Jesper Conrad: But, as we try to keep our podcast episodes not more than one and a half hour. It is a round time to round up. 


Cecilie Conrad: It's wrap up. We have been speaking a lot of Danish. This week. 


Jesper Conrad: So we need to re-emerge ourselves. But if people want to go and understand more of your work, where should they start And if you can tell a little about the different books you've written and how they could involve themselves into work. 


Darcia Narvaez: Well, the website to go to is evolvednest.org, and there'll be a lot of information there about the Evolved Nests, including a checklist for parents who send their children to daycare or early care centers how to examine how nested they are, how much nest they provide, for example. And then books. The new book coming out in August is the Evolved Nests Nature's Way of Raising Children and Creating Connected Communities. A book that came out last year is Restoring the Kinship Worldview And this was done with four arrows. It's a dialogue book. We quote 28 precepts of the Kinship Worldview and then talk about them. So the quotes are from mostly Native Americans, but other natives. And then the more academic but it's written for everybody book which has all the pieces put together is Neurobiology and the Development of Human Morality, evolution, culture and Wisdom. So this is mine. It's won several awards. So if they want to go deep, that's the one to go to, and otherwise there's a lot of information also at kindredmedia.org a lot of essays, as well as the podcasts and videos that you can find at EvolvedNestorg. 
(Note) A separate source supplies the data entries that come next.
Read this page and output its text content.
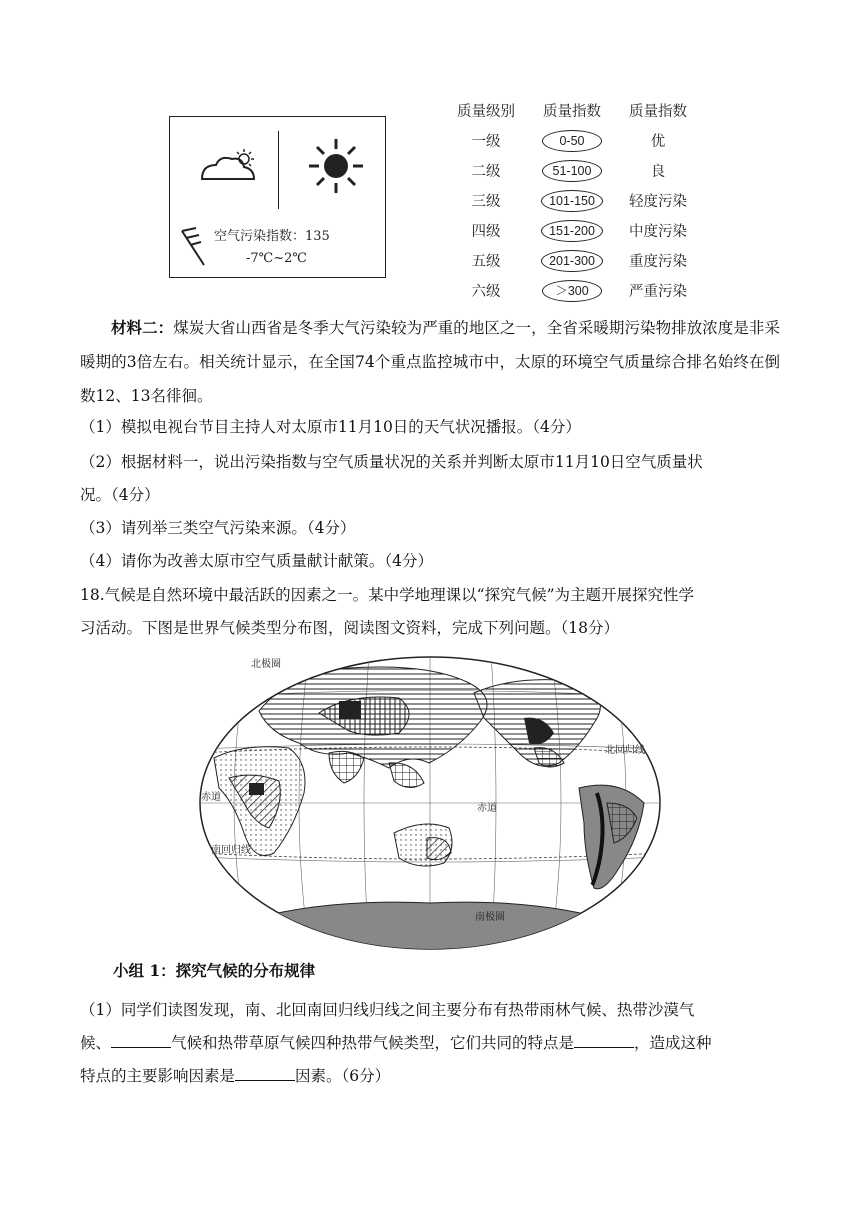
空气污染指数：135
-7℃~2℃
质量级别	质量指数	质量指数
一级	0-50	优
二级	51-100	良
三级	101-150	轻度污染
四级	151-200	中度污染
五级	201-300	重度污染
六级	＞300	严重污染
材料二：煤炭大省山西省是冬季大气污染较为严重的地区之一，全省采暖期污染物排放浓度是非采暖期的3倍左右。相关统计显示，在全国74个重点监控城市中，太原的环境空气质量综合排名始终在倒数12、13名徘徊。
（1）模拟电视台节目主持人对太原市11月10日的天气状况播报。（4分）
（2）根据材料一，说出污染指数与空气质量状况的关系并判断太原市11月10日空气质量状
况。（4分）
（3）请列举三类空气污染来源。（4分）
（4）请你为改善太原市空气质量献计献策。（4分）
18.气候是自然环境中最活跃的因素之一。某中学地理课以“探究气候”为主题开展探究性学
习活动。下图是世界气候类型分布图，阅读图文资料，完成下列问题。（18分）
北极圈
北回归线
赤道
赤道
南回归线
南极圈
小组 1：探究气候的分布规律
（1）同学们读图发现，南、北回南回归线归线之间主要分布有热带雨林气候、热带沙漠气
候、	气候和热带草原气候四种热带气候类型，它们共同的特点是	，造成这种
特点的主要影响因素是	因素。（6分）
Cecilie Conrad: So we put it in the show notes And I want to ask are your books available for e-readers or do I need to buy the physical books? 


Darcia Narvaez: The recent ones are So. Restoring is an e-book. 


Cecilie Conrad: Not a deep one. Neurobiology is not, It's well, maybe it is. 


Darcia Narvaez: I'll check it out. I read the other one with the S-word, and the new one is audio. We'll be audio and e-book. 


Cecilie Conrad: Okay, thank you very much. 


Darcia Narvaez: Thank you, it's so marvellous. 


Cecilie Conrad: We talk forever, but we have to stop somewhere. 


Darcia Narvaez: All the best in what you're doing. It's really your role models. for the rest of us, it's just marvellous, thank you. 


Cecilie Conrad: Thank you, i'm trying to do something different.